7th Director-General of the Shanghai State Security Bureau
- In office 1 April 2020 – 2023
- Preceded by: Dong Weimin
- Succeeded by: Zhu Weikang

Director of the Zhejiang State Security Department
- In office 1 August 2016 – 1 April 2020
- Preceded by: Wang Han
- Succeeded by: Unknown

Personal details
- Born: January 21, 1963 (age 63) Longyou County, Zhejiang, China
- Party: Chinese Communist Party
- Education: Communication University of Zhejiang Central Party School
- Espionage activity
- Country: China
- Agency: Ministry of State Security Ministry of Public Security
- Service years: 1980–present

= Huang Baokun =

Chinese retired intelligence officer and police officer

Huang Baokun is a Chinese retired intelligence officer and police officer who led provincial units of both the Ministry of State Security (MSS) and the Ministry of Public Security (MPS). His final role, director-general of the Shanghai State Security Bureau, ended in disgrace after he was publicly accused of raping the daughter of a subordinate. Regarded as a member of Xi Jinping's faction of the Communist Party (CCP), he is currently a member of the Shanghai provincial committee of the Chinese People's Political Consultative Conference, a semi-retirement role.

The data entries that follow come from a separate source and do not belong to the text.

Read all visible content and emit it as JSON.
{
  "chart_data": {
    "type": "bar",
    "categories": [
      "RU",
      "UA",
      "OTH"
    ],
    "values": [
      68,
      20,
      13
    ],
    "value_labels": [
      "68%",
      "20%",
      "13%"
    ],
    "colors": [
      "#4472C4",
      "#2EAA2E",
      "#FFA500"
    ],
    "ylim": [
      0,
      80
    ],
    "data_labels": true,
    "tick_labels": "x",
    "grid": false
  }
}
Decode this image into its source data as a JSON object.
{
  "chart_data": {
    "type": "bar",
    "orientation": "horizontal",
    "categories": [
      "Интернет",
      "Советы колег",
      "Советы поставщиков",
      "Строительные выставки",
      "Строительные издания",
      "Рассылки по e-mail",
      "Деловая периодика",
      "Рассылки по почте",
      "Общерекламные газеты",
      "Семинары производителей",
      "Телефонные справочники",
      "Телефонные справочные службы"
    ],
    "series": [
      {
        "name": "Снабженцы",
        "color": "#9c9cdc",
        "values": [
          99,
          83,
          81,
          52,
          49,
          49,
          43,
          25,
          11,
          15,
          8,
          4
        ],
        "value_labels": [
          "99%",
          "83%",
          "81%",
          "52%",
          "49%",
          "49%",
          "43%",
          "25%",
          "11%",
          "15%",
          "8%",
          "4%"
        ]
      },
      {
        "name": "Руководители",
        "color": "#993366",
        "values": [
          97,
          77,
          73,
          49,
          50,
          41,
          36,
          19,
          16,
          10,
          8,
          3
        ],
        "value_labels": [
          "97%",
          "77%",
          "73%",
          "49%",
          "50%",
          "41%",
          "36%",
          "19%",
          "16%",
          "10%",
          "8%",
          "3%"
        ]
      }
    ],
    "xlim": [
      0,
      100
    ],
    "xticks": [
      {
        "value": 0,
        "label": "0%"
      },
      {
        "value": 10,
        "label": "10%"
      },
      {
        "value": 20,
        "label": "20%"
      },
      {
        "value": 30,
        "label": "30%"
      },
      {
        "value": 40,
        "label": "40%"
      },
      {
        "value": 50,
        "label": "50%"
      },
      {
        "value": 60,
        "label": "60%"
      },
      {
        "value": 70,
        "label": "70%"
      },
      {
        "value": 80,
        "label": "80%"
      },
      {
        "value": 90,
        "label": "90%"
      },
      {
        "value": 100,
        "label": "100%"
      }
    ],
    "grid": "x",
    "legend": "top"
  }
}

== Early life and education ==
Huang was born in January 1963 in Longyou County, Zhejiang. He began his career with the Ministry of Public Security in December 1982 and joined the Chinese Communist Party (CCP) in January 1985. From 1985 to 1988, Huang took law courses at the Communication University of Zhejiang but left without a degree.

Later in his career, Huang returned to school to finish his bachelor's degree in law from 1999 to 2001 through the correspondence college of the CCP Central Party School. Afterward, from 2002 to 2005, he attended graduate school within the Party School of the Zhejiang Provincial Party Committee.

== Public security career ==
Huang began his career as an ordinary police officer at the Chengxi Police Station of the Jinhua Public Security Bureau (PSB) in 1982. By 1983, he had moved to the Criminal Investigation Team of the Wucheng District Bureau of the Jinhua PSB, where he remained until August 1992. In 1992 he made captain, leading the Criminal Investigation Detachment at the Jinhua PSB. In 1997, he was made deputy chief of the Economic Investigation Detachment. The following year he was made deputy director of the Jinhua PSB's Jiangnan Branch. From 1999 to 2001, he returned to his prior role as captain of the Criminal Investigation Detachment. Huang began to ascend the provincial MPS hierarchy in April 2001, transferring out of Jinhua to accept an appointment as director of the Public Security Bureau for Dongyang city. He led the bureau until January 2004 when he was transferred again and made director of the Yiwu city PSB.

In 2007, Huang was awarded "National Outstanding People's Police" and "Ren Changxia-style Outstanding Public Security Director" by Hu Jintao and senior MPS officials in a ceremony at the Great Hall of the People in Beijing. In an interview following the ceremony, Huang credits the award to his approach to the then-rapidly developing city of Yiwu, and the high-profile that came with the city's large proportion of transnational criminal investigations created by its large export market.

In March 2008, Huang moved from municipal operations of the MPS to the provincial level, serving a few months as deputy director of the Political Department of the Zhejiang Public Security Department, before becoming captain of the Economic Crime Investigation Corps of the Zhejiang PSD, a position he held from August 2008 through the end of 2011.

From December 2011 to June 2016 Huang served a five-year stint as director of the Wenzhou city PSB, returning to a municipal assignment, but this time a more important prefecture-level city assignment.

== State security career ==
In June 2016, Huang was moved from the MPS into the Ministry of State Security with a brief preparatory assignment as secretary of the party committee of the Zhejiang State Security Department. By August 1, the Standing Committee of the 12th Zhejiang Provincial People's Congress had announced Huang as the new director of the Zhejiang SSD, succeeding Wang Han, who had transferred to become provincial chief procurator.

By April 2020, Huang was promoted to one of the MSS' most prestigious positions: director of the Shanghai State Security Bureau, a bureau with tens of thousands of employees executing a global intelligence mission.

=== Rape accusation ===
Huang made headlines throughout Asia in November 2021 when an employee of the Shanghai SSB publicly accused Huang of raping his daughter. The Bureau refused comment on the matter, but tacitly admitted to a Radio Free Asia reporter that an internal investigation into the matter was ongoing. According to RFA, some analysts believe that the accusation was related to hidden power struggles within the CCP, as Huang is regarded as a member of Xi Jinping's faction of the CCP, known as the New Zhijiang Army.

== Retirement ==
In January 2023, Huang was appointed deputy director of the Social and Legal Committee of the 13th Shanghai Provincial Committee of the Chinese People's Political Consultative Conference, a typical semi-retirement role for those whose upward potential within the party has been exhausted.